TRIBUNWOW.COM - Sutradara John de Rantau mengritik gaya berpakaian artis peran Shandy Aulia di tayangan Q&A: POLUSI RUANG PUBLIK di Metro TV.
Menurut John, gaya berpakaian Shandy mengundang netizen untuk merundungnya.
"Contoh saya pernah lihat kamu dengan pakaian yang sangat tipis, yang memperlihatkan bentuk lekuk dan aurat kamu. Maaf, seluruh laki-laki nusantara kayak menginginkan kamu," ujarnya.
• Shandy Aulia Beberkan Tanggapan Suami soal Dapat Banyak Komentar Negatif karena Berpakaian Terbuka
"Nah itu yang tidak kamu sadari, ketika bully-an datang, lalu kemudian keluar kata-kata senonoh segala macam, kamu enggak bisa salahkan karena kamu yang mengundang itu untuk mereka memperlakukan dirimu," imbuhnya lagi.

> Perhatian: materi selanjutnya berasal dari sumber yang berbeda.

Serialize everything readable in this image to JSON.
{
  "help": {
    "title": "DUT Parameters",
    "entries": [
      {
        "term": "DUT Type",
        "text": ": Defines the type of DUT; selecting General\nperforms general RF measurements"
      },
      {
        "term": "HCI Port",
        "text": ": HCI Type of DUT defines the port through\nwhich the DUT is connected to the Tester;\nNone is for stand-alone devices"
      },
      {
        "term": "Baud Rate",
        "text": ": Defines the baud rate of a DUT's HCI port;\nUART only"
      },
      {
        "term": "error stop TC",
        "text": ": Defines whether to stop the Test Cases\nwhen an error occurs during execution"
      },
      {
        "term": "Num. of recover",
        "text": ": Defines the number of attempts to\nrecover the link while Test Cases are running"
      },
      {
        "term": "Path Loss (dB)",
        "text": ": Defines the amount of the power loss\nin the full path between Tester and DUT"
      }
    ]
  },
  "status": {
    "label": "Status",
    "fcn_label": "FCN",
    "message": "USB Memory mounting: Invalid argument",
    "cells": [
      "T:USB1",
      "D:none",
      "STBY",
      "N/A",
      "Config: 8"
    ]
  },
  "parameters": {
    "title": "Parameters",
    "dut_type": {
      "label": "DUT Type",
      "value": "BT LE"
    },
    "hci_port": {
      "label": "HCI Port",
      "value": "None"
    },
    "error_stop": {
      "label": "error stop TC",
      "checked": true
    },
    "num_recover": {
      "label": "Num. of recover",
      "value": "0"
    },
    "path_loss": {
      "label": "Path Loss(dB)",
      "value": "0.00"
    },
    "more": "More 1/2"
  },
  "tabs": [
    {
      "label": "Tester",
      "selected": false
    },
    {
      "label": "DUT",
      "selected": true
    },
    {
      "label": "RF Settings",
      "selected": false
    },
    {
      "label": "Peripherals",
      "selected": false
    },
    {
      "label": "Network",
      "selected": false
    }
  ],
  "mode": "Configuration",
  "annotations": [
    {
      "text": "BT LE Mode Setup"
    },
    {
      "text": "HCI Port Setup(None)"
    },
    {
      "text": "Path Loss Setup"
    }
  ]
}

Menanggapi kritik John, Shandy mengatakan, ya memang, again, culture (budaya) kita Asia, saya mengerti, ketimuran, budaya, tapi terkadang sesuatu yang tidak sesuai dengan pola pikir apa yang menurut kita ideal itu pasti akan crash.
Dia melanjutkan, jadi, saya juga enggak bisa paksakan orang untuk menjaga pikirannya.
Tapi kalau buat saya, seorang perempuan mau berpakaian tertutup, atau terbuka, itu tergantung dari pikiran sih.
Karena mau tertutup segimanapun kalau memang it's dirty mind (pikiran kotor) ya sudah dirty aja.
Perdebatan kedua figur publik ini membelah warganet. Ada yang sependapat dengan John dan ada juga yang sependapat dengan Shandy.
Perbedaan pendapat ini juga terjadi pada kedua pakar yang Kompas.com hubungi pada Rabu (18/9/2019).
Harti Muchlas, Direktur Rifka Annisa
Direktur pusat pengembangan sumberdaya untuk penghapusan kekerasan terhadap perempuan ini berpendapat bahwa perempuan memiliki otoritas penuh atas tubuh dan seksualitasnya, tergantung bagaimana nilai dan norma yang diyakini oleh perempuan itu sendiri.
Harti juga menjelaskan bahwa perempuan bisa saja diharuskan mengikuti norma yang berlaku bila adil terhadap perempuan.
"Tapi terkadang norma masyarakat itu banyak yang tidak adil bagi perempuan, tapi karena norma itu diajarkan selama puluhan tahun maka telah menghegemoni perempuan dan menjadi sebuah kebenaran yang kadang diyakini oleh perempuan juga," ujarnya.
Masalahnya, menurut Harti, kita hidup dalam masyarakat yang sangat seksis dan menjadikan tubuh perempuan sebagai objek perundungan, kekerasan seksual, perkosaan dan komersialisasi.